Les autorités russes, le clergé orthodoxe et les artistes proches du pouvoir ne voient rien d’innocent ni d’amusant dans cette tendance naissante, y décelant la marque du « satanisme » et une menace de l’Occident de détruire les valeurs dites « traditionnelles » de la Russie.
Dans la lignée du virage ultraconservateur du pouvoir russe depuis le début de l’assaut contre l’Ukraine en février 2022, les députés ont déposé un projet de loi pour interdire la quadrobics, comme ils l’ont déjà fait pour « la promotion de la vie sans enfants » ou comme l’a fait la Cour suprême. pour le « mouvement LGBT ».
« On nous dit combien d’enfants nous devrions avoir et à quoi ils devraient jouer ? Sérieusement?” » raconte la mère d’Iana, Ioulia, 38 ans, agente de voyages qui préfère ne pas donner son nom de famille dans un pays où la répression bat son plein.
Dans leur luxueux appartement de Moscou, Yulia aide sa fille de 12 ans à trier les queues touffues et les masques multicolores de chat et de renard qu’elle a confectionnés.
Iana, qui pratique le quadrobics à la maison ou dans un parc avec des amis, trouve ça « trop cool » : « Physiquement, je suis devenue plus forte, je peux marcher sur mes mains.
Mais cette activité, somme toute encore assez confidentielle, est devenue un sujet important en Russie, évoqué lors d’une table ronde sur « la lutte contre le satanisme » ou au fil de débats et de reportages télévisés au ton indigné.
– L’hydre quadrobics LGBT –
La commissaire aux droits de l’enfant de la République russe du Tatarstan, Irina Volets, a déclaré avoir reçu « un certain nombre de plaintes » de citoyens préoccupés par la « déshumanisation des enfants ».
Les « quadrobics » et les « furries », une autre communauté de personnes déguisées en animaux, sont « les chefs de la même hydre avec le mouvement LGBT », a-t-elle déclaré.
“Saviez-vous que parmi les quadrobics, il y a dix fois plus de personnes qui s’identifient comme LGBT ?” » demande le réalisateur Nikita Mikhalkov, oscarisé en 1995 pour « Soleil trompeur » et aujourd’hui propagandiste du Kremlin.
Pour Fiodor Loukianov, responsable de la famille au Patriarcat de Moscou, « la quadribic n’est pas un jeu d’enfant ni un sport mais une sous-culture (…) qui prépare l’enfant à l’adoption des « anti-valeurs dont celles de la pluralité des genres et le (mouvement) LGBT ».
“Nous sommes au stade où on nous pousse à renoncer non seulement à notre identité de genre mais aussi à notre identité humaine”, a ajouté le 11 octobre sur Telegram le président de la Douma, la chambre basse du Parlement, Viatcheslav Volodine, dénonçant une tendance à venir. des « États-Unis et de l’Occident ».
C’est une chanteuse partisane du Kremlin, Mia Boïka, qui a déclenché la tempête lorsqu’en septembre, elle a humilié sur scène un jeune pratiquant : « Aujourd’hui c’est un chat, demain un chien. Et après-demain, « elle décidera qu’elle est devenue un garçon… et nous aurons Maman 1 et Maman 2 dans nos familles ».

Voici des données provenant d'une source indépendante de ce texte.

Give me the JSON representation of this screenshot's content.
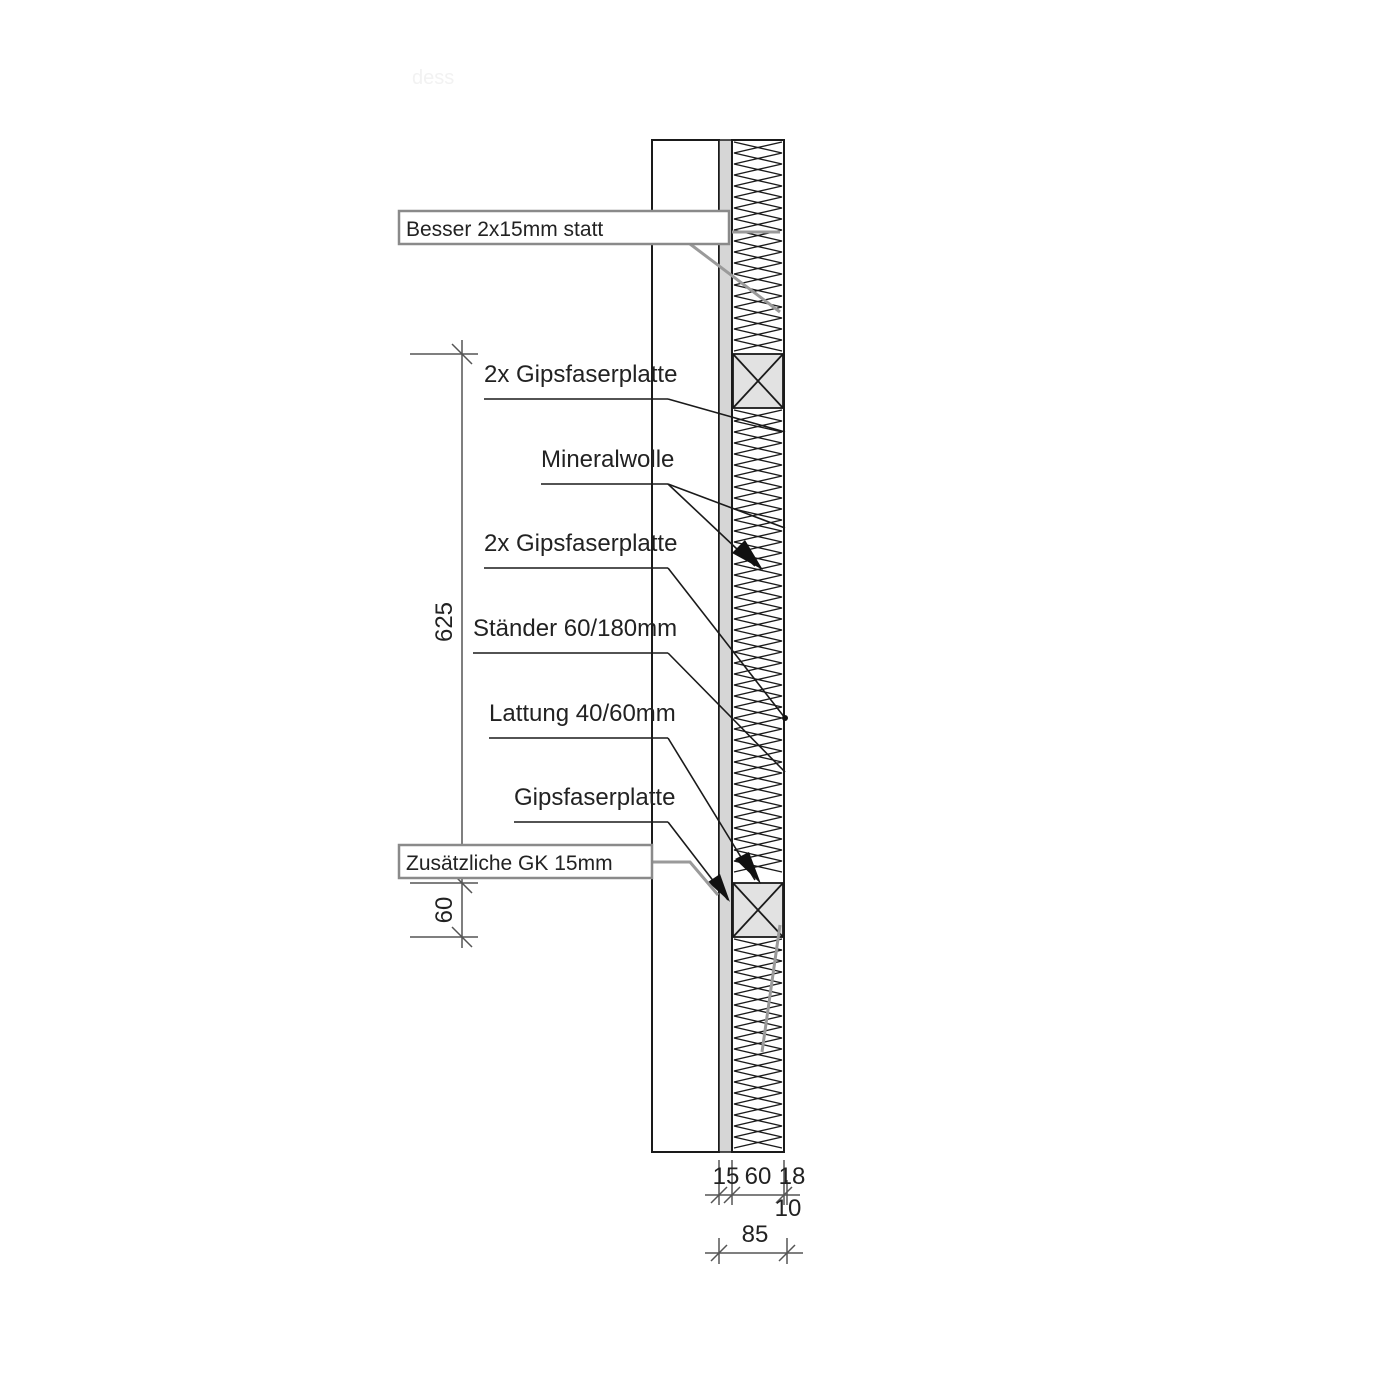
{
  "faint_marks": [
    "dess"
  ],
  "callouts": {
    "besser": "Besser 2x15mm statt",
    "zusaetzliche": "Zusätzliche GK 15mm"
  },
  "labels": {
    "gips1": "2x Gipsfaserplatte",
    "mineralwolle": "Mineralwolle",
    "gips2": "2x Gipsfaserplatte",
    "staender": "Ständer 60/180mm",
    "lattung": "Lattung 40/60mm",
    "gips3": "Gipsfaserplatte"
  },
  "dimensions": {
    "spacing": "625",
    "batten": "60",
    "d15": "15",
    "d60": "60",
    "d18": "18",
    "d10": "10",
    "total": "85"
  },
  "colors": {
    "line": "#1a1a1a",
    "board": "#d6d6d6",
    "callout_border": "#8a8a8a",
    "callout_line": "#9a9a9a"
  }
}
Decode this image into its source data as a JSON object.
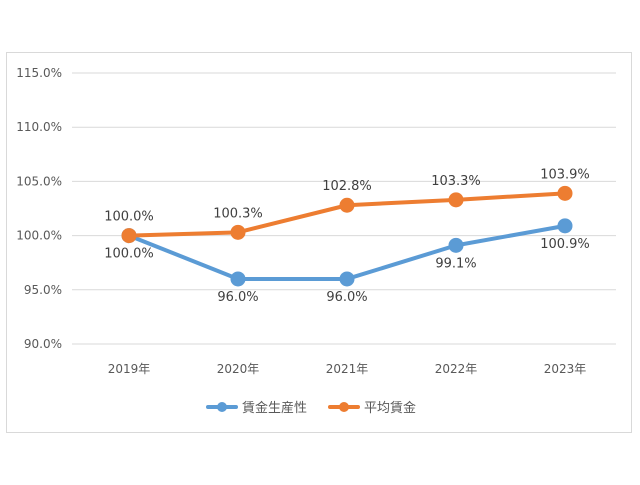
{
  "chart_data": {
    "type": "line",
    "categories": [
      "2019年",
      "2020年",
      "2021年",
      "2022年",
      "2023年"
    ],
    "series": [
      {
        "name": "賃金生産性",
        "values": [
          100.0,
          96.0,
          96.0,
          99.1,
          100.9
        ],
        "labels": [
          "100.0%",
          "96.0%",
          "96.0%",
          "99.1%",
          "100.9%"
        ],
        "color": "#5b9bd5"
      },
      {
        "name": "平均賃金",
        "values": [
          100.0,
          100.3,
          102.8,
          103.3,
          103.9
        ],
        "labels": [
          "100.0%",
          "100.3%",
          "102.8%",
          "103.3%",
          "103.9%"
        ],
        "color": "#ed7d31"
      }
    ],
    "y_ticks": [
      "90.0%",
      "95.0%",
      "100.0%",
      "105.0%",
      "110.0%",
      "115.0%"
    ],
    "ylim": [
      90,
      115
    ],
    "grid": true,
    "legend": "bottom",
    "title": "",
    "xlabel": "",
    "ylabel": ""
  }
}
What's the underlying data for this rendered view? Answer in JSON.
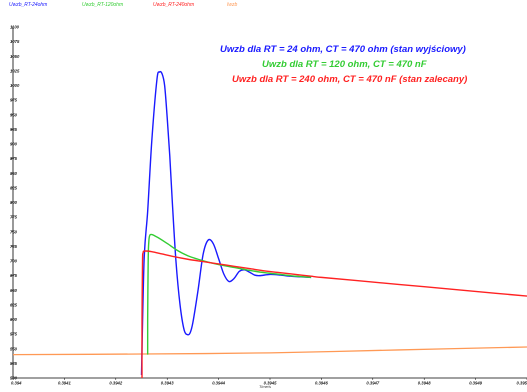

– « Influence étrangère néfaste » –
« Quelle horreur ! D’où viennent-ils tout cela ? », s’offusque Ioulia, la mère d’Iana. « Ce sont nos enfants qui s’amusent simplement. Le temps viendra où ils deviendront tous des adultes ennuyeux.
Mais le député ultranationaliste Andreï Svintsov, à l’origine du projet de loi qui prévoit des amendes pour les pratiquants, s’emporte au souvenir « d’une vidéo dans laquelle une femme promène son fils en laisse habillé en chien. Ca dégoûte les Russes.
Avant de poursuivre : « Nous avons 25 ans de retard avec (l’interdiction du) mouvement LGBT », placé par les autorités dans la catégorie des organisations « extrémistes », ouvrant ainsi la voie à de lourdes peines de prison.
“Il faut au moins rattraper ces nouveaux mouvements”, “imposés par l’Occident” et qui “visent à détruire notre démographie”, dit-il, allusion à la crise démographique que Vladimir Poutine promet, sans succès, de résoudre pour un un quart de siècle au pouvoir.
Pour le politologue indépendant Konstantin Kalatchev, le gouvernement « impose ce débat pour creuser un fossé entre les Russes et l’Occident ».
Et la campagne porte ses fruits : 35 % des Russes estiment que l’apparition du quadrobics est imputable à une « influence étrangère néfaste » et un tiers souhaitent son interdiction, selon une enquête de l’institut VTsIOM proche du Kremlin.